Solids help tackle new marketSolids help tackle new market
February 16, 1998

Ann Arbor, MI--Kaiser Optical Systems is using Intergraph's (Huntsville, AL) Solid Edge CAD system to apply holographic display technology to chemical, pharmaceutical, and other process-monitoring applications. The reason: to eliminate errors occurring as a result of their configuration management processes.
Their product, the HoloProbe holographic Raman spectrometer, determines the chemical and molecular structure of a substance by shining a laser through it and analyzing the shifted wavelengths that are inelastically scattered back.
Kaiser Optical engineers used Solid Edge to design a number of accessories for the HoloProbe. So far, a 20 to 30% time reduction has been seen in the time needed to create a model and produce drawings, compared to using AutoCAD or CADkey. "Drafting productivity has improved significantly," says Joe Slater, manager of new product development at Kaiser Optical. Also, when changes to a design are needed, they now require about two-thirds the time they did previously due to the ease of modifying a Solid Edge model.
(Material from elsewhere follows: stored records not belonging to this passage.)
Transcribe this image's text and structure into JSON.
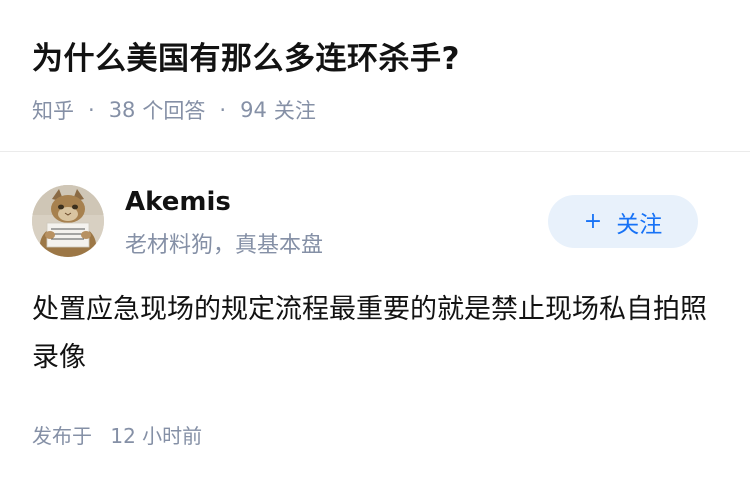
{
  "question": {
    "title": "为什么美国有那么多连环杀手?",
    "meta": {
      "source": "知乎",
      "answers_count": "38",
      "answers_label": "个回答",
      "follows_count": "94",
      "follows_label": "关注"
    }
  },
  "answer": {
    "author": {
      "name": "Akemis",
      "bio": "老材料狗，真基本盘",
      "avatar_icon": "cat-holding-sign-avatar"
    },
    "follow_button": {
      "icon": "+",
      "label": "关注"
    },
    "content": "处置应急现场的规定流程最重要的就是禁止现场私自拍照录像",
    "published": {
      "label": "发布于",
      "time": "12 小时前"
    }
  },
  "colors": {
    "title_text": "#121212",
    "secondary_text": "#8590a6",
    "follow_button_bg": "#e8f1fb",
    "follow_button_text": "#1772f6",
    "divider": "#ebebeb"
  }
}
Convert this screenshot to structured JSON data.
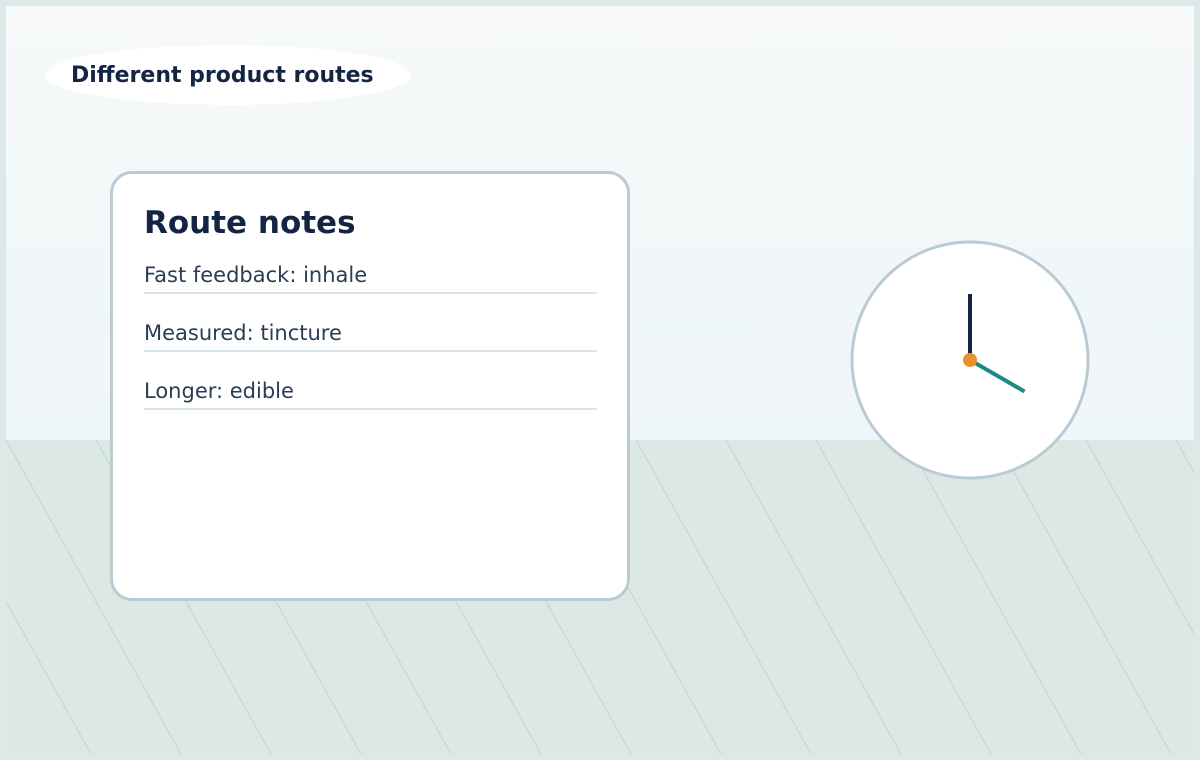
{
  "title": "Different product routes",
  "card": {
    "heading": "Route notes",
    "notes": [
      "Fast feedback: inhale",
      "Measured: tincture",
      "Longer: edible"
    ]
  },
  "clock": {
    "hour": 4,
    "minute": 0
  },
  "colors": {
    "text_dark": "#142544",
    "hand_minute": "#142544",
    "hand_hour": "#1a8a84",
    "center_dot": "#e8902a",
    "card_border": "#b9cbd3",
    "floor": "#dce8e4"
  }
}
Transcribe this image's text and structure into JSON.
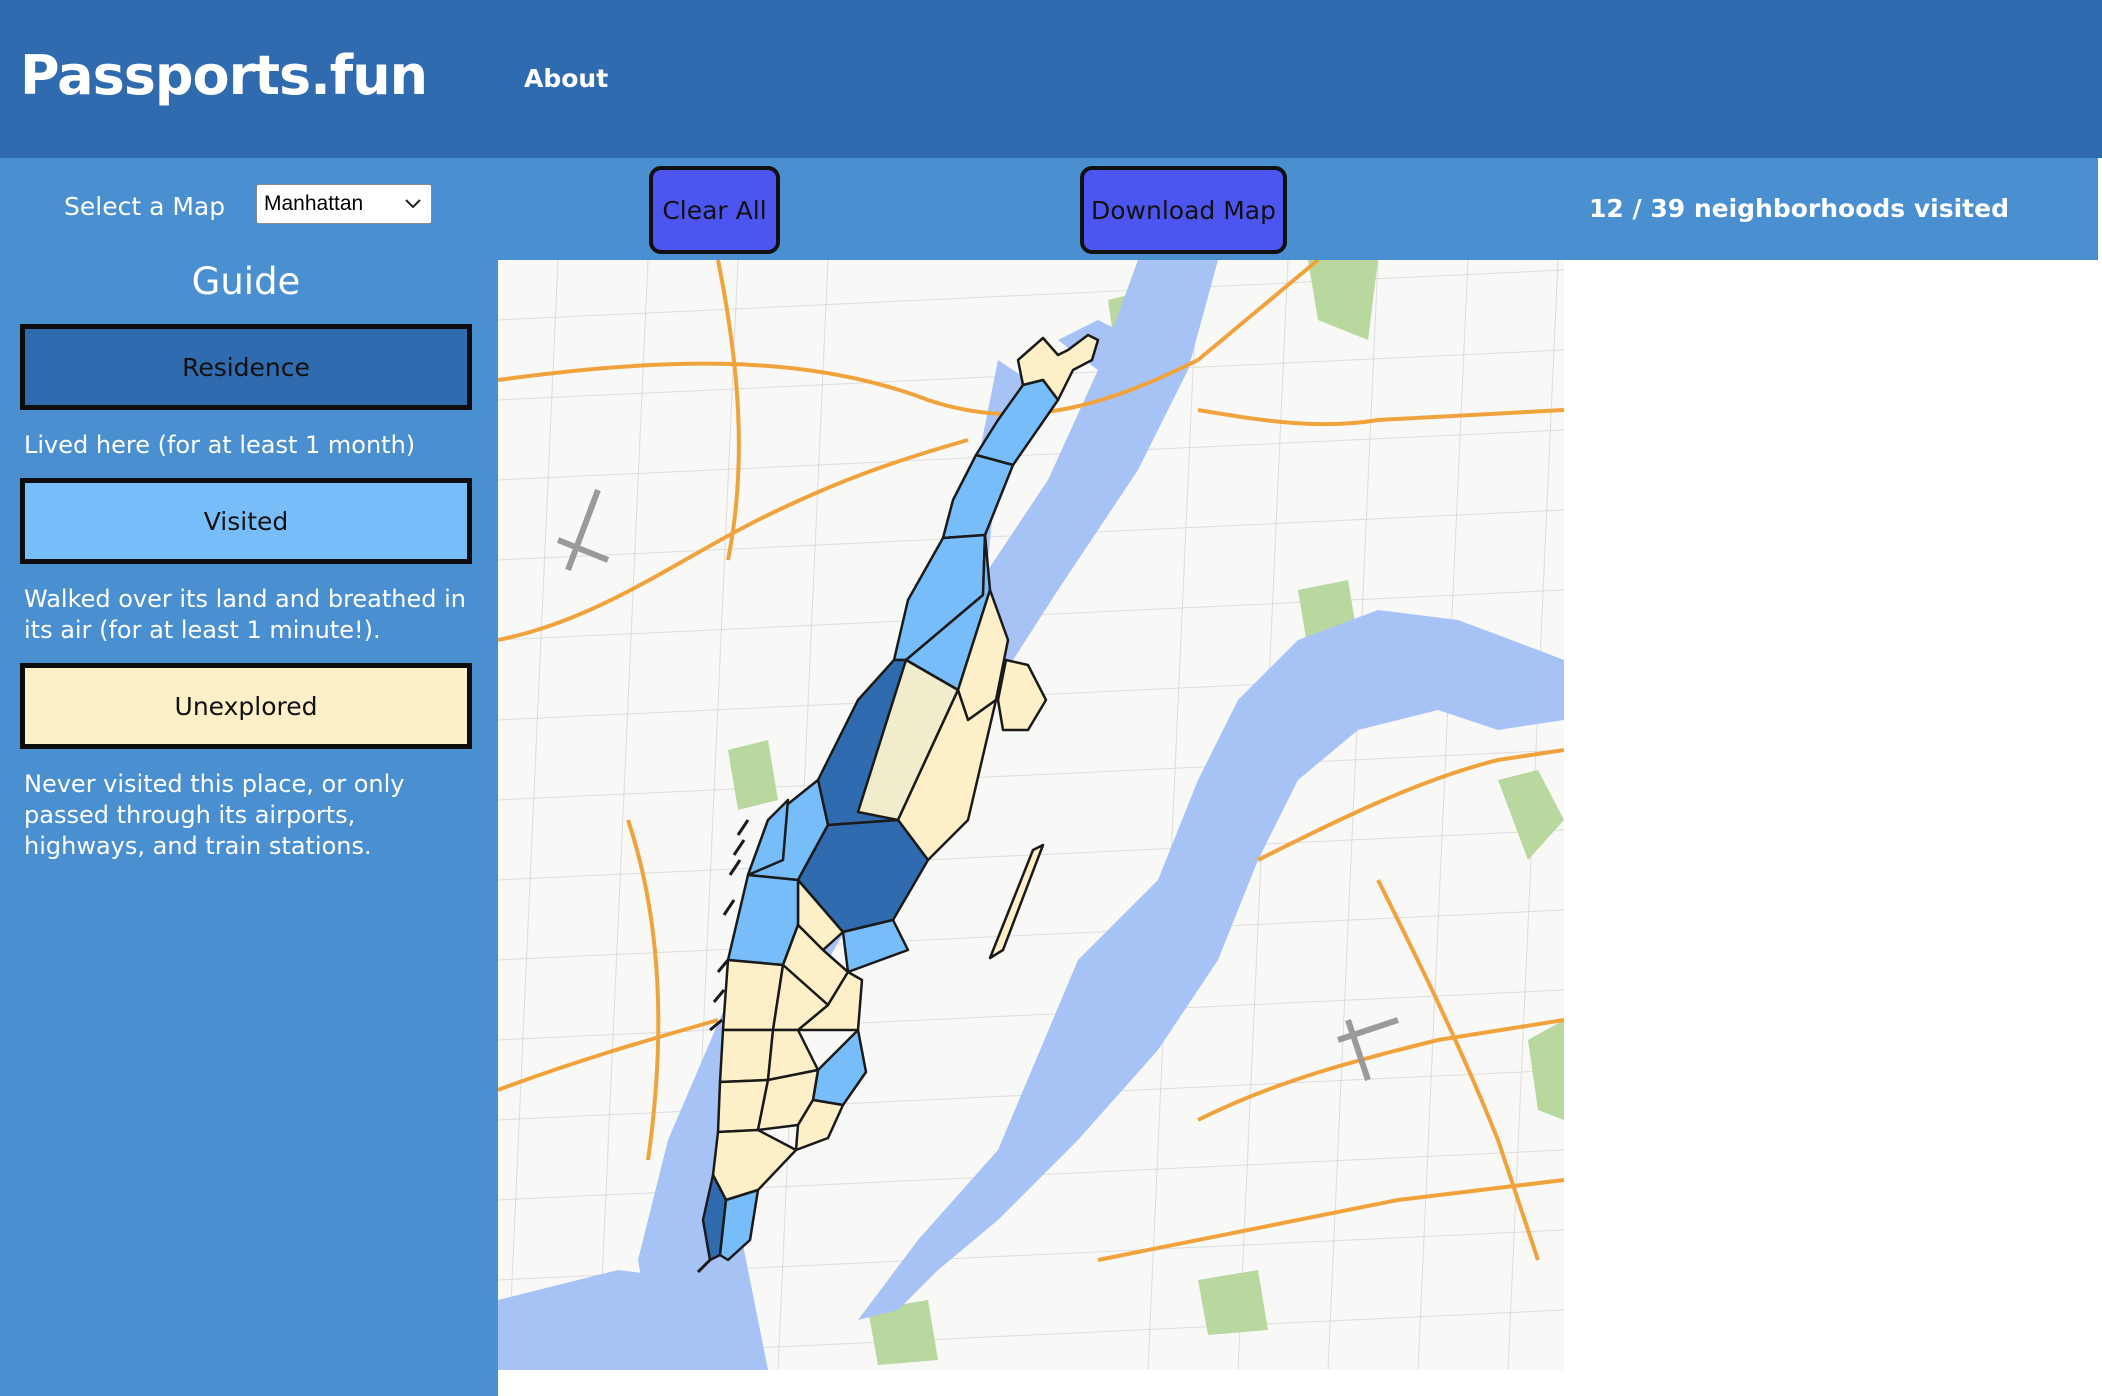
{
  "header": {
    "brand": "Passports.fun",
    "nav_about": "About"
  },
  "toolbar": {
    "select_label": "Select a Map",
    "map_selected": "Manhattan",
    "clear_label": "Clear All",
    "download_label": "Download Map",
    "visited_count": "12 / 39 neighborhoods visited"
  },
  "guide": {
    "title": "Guide",
    "items": [
      {
        "label": "Residence",
        "description": "Lived here (for at least 1 month)",
        "color": "#316baf"
      },
      {
        "label": "Visited",
        "description": "Walked over its land and breathed in its air (for at least 1 minute!).",
        "color": "#76bdfa"
      },
      {
        "label": "Unexplored",
        "description": "Never visited this place, or only passed through its airports, highways, and train stations.",
        "color": "#fdefc7"
      }
    ]
  },
  "map": {
    "borough": "Manhattan",
    "visited": 12,
    "total": 39,
    "water_color": "#a7c2f5",
    "park_color": "#b8d8a0",
    "road_color": "#f0a33c"
  }
}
The HoloProbe was originally designed with two CAD systems, AutoCAD and CADkey. Engineers created assembly models using the "layering" capability of the CAD system. This meant that every assembly model containing a particular component had to include an actual copy of that component. When the component was modified, every assembly model in which it resided had to be updated. However, changes made to the product drawings are typically updated but the CAD models are not. As a result, when engineers begin to design a new generation of products, they find themselves working with obsolete models.
Solid Edge features an inherent associativity between solid models and drawings that always keeps them in sync. Now, when a change is made to the solid model, all related drawings are automatically updated. Another important feature is Solid Edge's assembly modeling capability, which uses linking rather than layering to incorporate components that already exist by telling the system where to find them. Now, when a component is updated, each assembly that links it automatically incorporates the updated version.
With the implementation of Solid Edge, Kaiser Optical's configuration-related errors have dropped close to zero, says Slater. "With Solid Edge, we get robust as-sociativity between models and drawing and an assembly modeling capability that doesn't depend on layering. These things have really made a difference."